The first European runholders arrived in the district in the 1850s. A hotel for travellers between Taupō and Napier was first built at Te Pōhue about 1869, and in the 2000s the pub is the settlement’s focal point. The surrounding district is primarily pastoral farmland and exotic forest.
Settlement based around the Ngāti Hineuru marae in the mountain ranges on State Highway 5, 69 km north-west of Napier. A military blockhouse was constructed there in 1869, when Māori resistance leader Te Kooti was active in Hawke’s Bay. Te Kooti visited Te Hāroto a few times and named the meeting house Rongopai (peace) in 1885. In the 20th century the settlement became a busy timber-milling township, but declined when all the trees had been felled. In the 2000s a few houses and the meeting house remain.
A literary journey
On a journey to Te Urewera in December 1907 Katherine Mansfield, who was to become New Zealand’s best-known writer, and her travelling companions camped at Tarawera Hot Springs. ‘We swam … & when we came out each drank a great mug of mineral water – luke warm & tasting like Miss Wood’s eggs at their worst stage – But you feel – inwardly & outwardly like velvet.’1 The next day they visited Waipunga Falls.

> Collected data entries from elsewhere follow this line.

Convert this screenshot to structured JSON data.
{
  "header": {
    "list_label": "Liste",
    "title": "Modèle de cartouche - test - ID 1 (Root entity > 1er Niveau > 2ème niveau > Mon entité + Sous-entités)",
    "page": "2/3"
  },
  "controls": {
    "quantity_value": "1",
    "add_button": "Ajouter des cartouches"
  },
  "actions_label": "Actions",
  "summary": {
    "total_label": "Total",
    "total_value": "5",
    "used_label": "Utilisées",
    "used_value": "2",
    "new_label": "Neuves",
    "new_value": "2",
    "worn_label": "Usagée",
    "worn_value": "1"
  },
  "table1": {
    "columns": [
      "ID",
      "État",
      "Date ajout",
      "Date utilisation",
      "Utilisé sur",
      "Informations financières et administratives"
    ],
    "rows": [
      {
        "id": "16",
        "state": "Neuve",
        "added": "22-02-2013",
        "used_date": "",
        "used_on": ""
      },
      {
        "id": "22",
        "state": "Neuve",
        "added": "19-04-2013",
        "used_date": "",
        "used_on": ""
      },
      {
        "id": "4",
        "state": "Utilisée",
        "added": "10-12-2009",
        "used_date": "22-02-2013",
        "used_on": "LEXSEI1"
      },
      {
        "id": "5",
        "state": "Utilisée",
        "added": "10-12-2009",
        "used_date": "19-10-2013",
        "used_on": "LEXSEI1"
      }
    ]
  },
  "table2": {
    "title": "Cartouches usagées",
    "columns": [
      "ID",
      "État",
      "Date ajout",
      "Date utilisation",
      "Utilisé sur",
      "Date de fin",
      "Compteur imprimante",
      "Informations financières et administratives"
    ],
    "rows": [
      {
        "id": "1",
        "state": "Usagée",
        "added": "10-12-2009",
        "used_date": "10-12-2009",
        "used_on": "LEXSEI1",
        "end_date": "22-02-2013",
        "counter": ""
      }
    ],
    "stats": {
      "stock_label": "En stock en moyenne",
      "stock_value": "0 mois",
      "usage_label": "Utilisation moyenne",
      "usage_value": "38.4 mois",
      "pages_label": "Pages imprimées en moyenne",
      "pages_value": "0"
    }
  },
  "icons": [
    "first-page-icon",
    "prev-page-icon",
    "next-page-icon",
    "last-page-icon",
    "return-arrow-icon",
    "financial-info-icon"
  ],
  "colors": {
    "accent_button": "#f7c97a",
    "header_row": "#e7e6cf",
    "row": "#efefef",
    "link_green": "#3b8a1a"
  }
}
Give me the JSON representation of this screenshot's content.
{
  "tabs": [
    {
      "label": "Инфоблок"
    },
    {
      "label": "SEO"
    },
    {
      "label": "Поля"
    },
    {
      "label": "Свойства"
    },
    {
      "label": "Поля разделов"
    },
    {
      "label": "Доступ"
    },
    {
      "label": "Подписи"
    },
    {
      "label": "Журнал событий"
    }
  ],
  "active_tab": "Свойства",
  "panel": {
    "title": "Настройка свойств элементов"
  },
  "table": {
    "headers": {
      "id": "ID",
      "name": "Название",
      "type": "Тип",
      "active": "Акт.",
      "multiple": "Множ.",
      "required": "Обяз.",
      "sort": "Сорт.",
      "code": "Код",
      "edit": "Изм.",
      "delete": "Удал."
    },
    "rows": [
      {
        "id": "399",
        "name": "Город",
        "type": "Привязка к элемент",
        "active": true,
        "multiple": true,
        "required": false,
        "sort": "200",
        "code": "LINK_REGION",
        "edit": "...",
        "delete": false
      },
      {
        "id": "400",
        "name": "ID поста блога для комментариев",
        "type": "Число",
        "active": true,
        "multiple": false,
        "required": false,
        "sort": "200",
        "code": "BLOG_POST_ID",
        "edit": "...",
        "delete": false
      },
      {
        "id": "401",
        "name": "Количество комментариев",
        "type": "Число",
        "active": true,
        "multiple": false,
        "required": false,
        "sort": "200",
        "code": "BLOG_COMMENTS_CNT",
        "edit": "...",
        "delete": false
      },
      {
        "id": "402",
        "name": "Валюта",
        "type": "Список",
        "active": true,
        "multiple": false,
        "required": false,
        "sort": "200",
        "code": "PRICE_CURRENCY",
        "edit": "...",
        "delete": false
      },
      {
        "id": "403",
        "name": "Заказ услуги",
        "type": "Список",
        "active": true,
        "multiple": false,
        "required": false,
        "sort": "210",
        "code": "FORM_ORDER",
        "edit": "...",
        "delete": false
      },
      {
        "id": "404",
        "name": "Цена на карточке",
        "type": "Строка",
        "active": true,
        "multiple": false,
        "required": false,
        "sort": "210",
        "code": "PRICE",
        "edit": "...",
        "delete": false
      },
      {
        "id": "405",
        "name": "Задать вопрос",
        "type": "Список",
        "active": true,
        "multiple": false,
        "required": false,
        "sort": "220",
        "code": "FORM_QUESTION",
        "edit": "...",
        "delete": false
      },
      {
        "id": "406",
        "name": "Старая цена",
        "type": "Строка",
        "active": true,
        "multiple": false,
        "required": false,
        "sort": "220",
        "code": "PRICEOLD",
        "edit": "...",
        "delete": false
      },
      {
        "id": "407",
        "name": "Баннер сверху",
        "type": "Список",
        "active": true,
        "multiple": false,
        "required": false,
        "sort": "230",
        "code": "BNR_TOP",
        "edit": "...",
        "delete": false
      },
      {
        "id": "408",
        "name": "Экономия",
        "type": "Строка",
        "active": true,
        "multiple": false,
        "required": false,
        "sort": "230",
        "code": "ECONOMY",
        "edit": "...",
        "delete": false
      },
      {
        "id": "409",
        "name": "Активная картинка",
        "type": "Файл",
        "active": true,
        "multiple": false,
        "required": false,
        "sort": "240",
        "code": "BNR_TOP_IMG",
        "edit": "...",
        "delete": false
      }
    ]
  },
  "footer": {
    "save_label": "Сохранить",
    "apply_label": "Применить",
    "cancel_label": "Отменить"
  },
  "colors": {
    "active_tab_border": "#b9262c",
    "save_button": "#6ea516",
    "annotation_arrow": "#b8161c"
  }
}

Tarawera, 80 km from Napier on State Highway 5, is at the foot of the Ahimanawa Range close to the Waipunga River, and was originally a Ngāti Hineuru settlement. The colonial government built a stockade there in 1869, one of a number of fortified points between Napier, Taupō and Tauranga. The route from Napier was rugged and winding, and until the 1910s Tarawera was an overnight halt. Hot springs are located nearby and the Waipunga Falls a few kilometres north.